-¡Quizás habrán envenenado las sábanas! Esto ya ha ocurrido alguna otra vez, y yo lo he leído en algún libro. ¡Olimpio! ¡Ah! te has escapado, pero yo te alcanzaré; nadie ha de escaparse de entre mis manos, nadie. ¡Qué silencio me rodea! ¡Qué paz reina en mi casa! Reposan... ¿luego no les causo terror? ¡Marzio!.
El camarero llamado acudió en seguida.
-¡Marzio! -continuaba el conde-; ¿qué hace la familia?
-Duerme.
-¿Todos?
-Todos, al menos así lo parece, porque no se oye a nadie.
-¿Y cuando yo no puedo descansar, se atreven a dormir en mi casa? Vete y mira si verdaderamente duermen; escucha pegado a las puertas, sobre todo vigila con cuidado a Virgilio, y vuelve a decirme lo que haya.
Marzio obedeció.
-Este, especialmente -continuaba el conde -es a quien más aborrezco; bajo esa superficie de helada mansedumbre, corren veloces las aguas de la rebelión, ¡Áspid sin lengua, pero no sin veneno, cómo deseo que mueras!
Marzio volvió, diciendo:
-Duermen todos, hasta don Virgilio, pero con un sueño penoso, a juzgar por su febril respiración.
-¿Has cerrado las puertas por fuera?
Marzio hizo un signo afirmativo con la cabeza.
-Bueno; toma este arcabuz y dispáralo a través de la puerta de la habitación de Virgilio y después grita con todas tus fuerzas: ¡fuego! Así aprenderá a no dormir mientras yo velo.
-Excelencia.
-¿Qué hay?
-No os pediré piedad para el muchacho que parece estar in extremis...
-Continúa...
-Pero el vecindario se asustará.
El conde, sin demostrar ninguna emoción, metió la mano debajo de la almohada y sacó una pistola con la cual apuntó al camarero, el cual mudó el color, y con suave voz le dijo:
-Marzio, si otra vez en lugar de obedecerme te atreves a contradecirme, te mataré como a un perro. Vete.
Marzio salió apresuradamente para cumplir el mandato.
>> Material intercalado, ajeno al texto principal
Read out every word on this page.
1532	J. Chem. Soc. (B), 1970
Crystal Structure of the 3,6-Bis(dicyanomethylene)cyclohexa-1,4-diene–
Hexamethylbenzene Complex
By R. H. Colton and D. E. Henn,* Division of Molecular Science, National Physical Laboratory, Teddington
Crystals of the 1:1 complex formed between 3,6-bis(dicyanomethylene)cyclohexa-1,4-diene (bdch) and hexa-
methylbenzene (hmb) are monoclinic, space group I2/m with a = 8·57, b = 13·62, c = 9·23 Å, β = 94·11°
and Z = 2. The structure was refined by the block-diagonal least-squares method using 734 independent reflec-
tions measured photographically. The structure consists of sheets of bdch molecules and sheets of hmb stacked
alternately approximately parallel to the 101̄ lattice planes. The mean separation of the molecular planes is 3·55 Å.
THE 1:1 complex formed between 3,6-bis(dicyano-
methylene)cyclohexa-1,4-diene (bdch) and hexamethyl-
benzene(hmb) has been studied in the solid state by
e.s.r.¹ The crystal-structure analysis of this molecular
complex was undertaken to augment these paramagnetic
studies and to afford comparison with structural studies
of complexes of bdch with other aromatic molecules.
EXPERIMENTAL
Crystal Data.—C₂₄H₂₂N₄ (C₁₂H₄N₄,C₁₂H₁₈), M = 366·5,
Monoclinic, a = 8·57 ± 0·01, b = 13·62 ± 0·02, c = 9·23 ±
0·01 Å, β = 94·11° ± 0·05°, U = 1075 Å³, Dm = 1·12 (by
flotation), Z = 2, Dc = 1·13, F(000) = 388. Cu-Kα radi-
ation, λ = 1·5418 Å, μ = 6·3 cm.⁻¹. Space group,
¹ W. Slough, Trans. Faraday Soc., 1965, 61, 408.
Es imposible describir el terror con que se despertaron las mujeres y el niño. Saltaron de la cama y se precipitaron a las puertas; pero como no podían abrirlas, gritaban, rogando que les dijesen lo ocurrido, que les abriesen por el amor de Dios, que les librasen de aquella tremenda ansiedad. Nadie respondía: cansados, volvían a caer en la cama, esforzándose por dormir.
Después de unas dos horas, el conde llamó de nuevo al camarero, y le preguntó:
-¿Ya es de día?
-No, Excelencia.
-¿Por qué no es de día?
Marzio se encogió de hombros. El conde, moviendo la cabeza, como si quisiera reírse de su extraña pregunta, continuó:
-¿Cuánto tardará aun en apuntar el alba?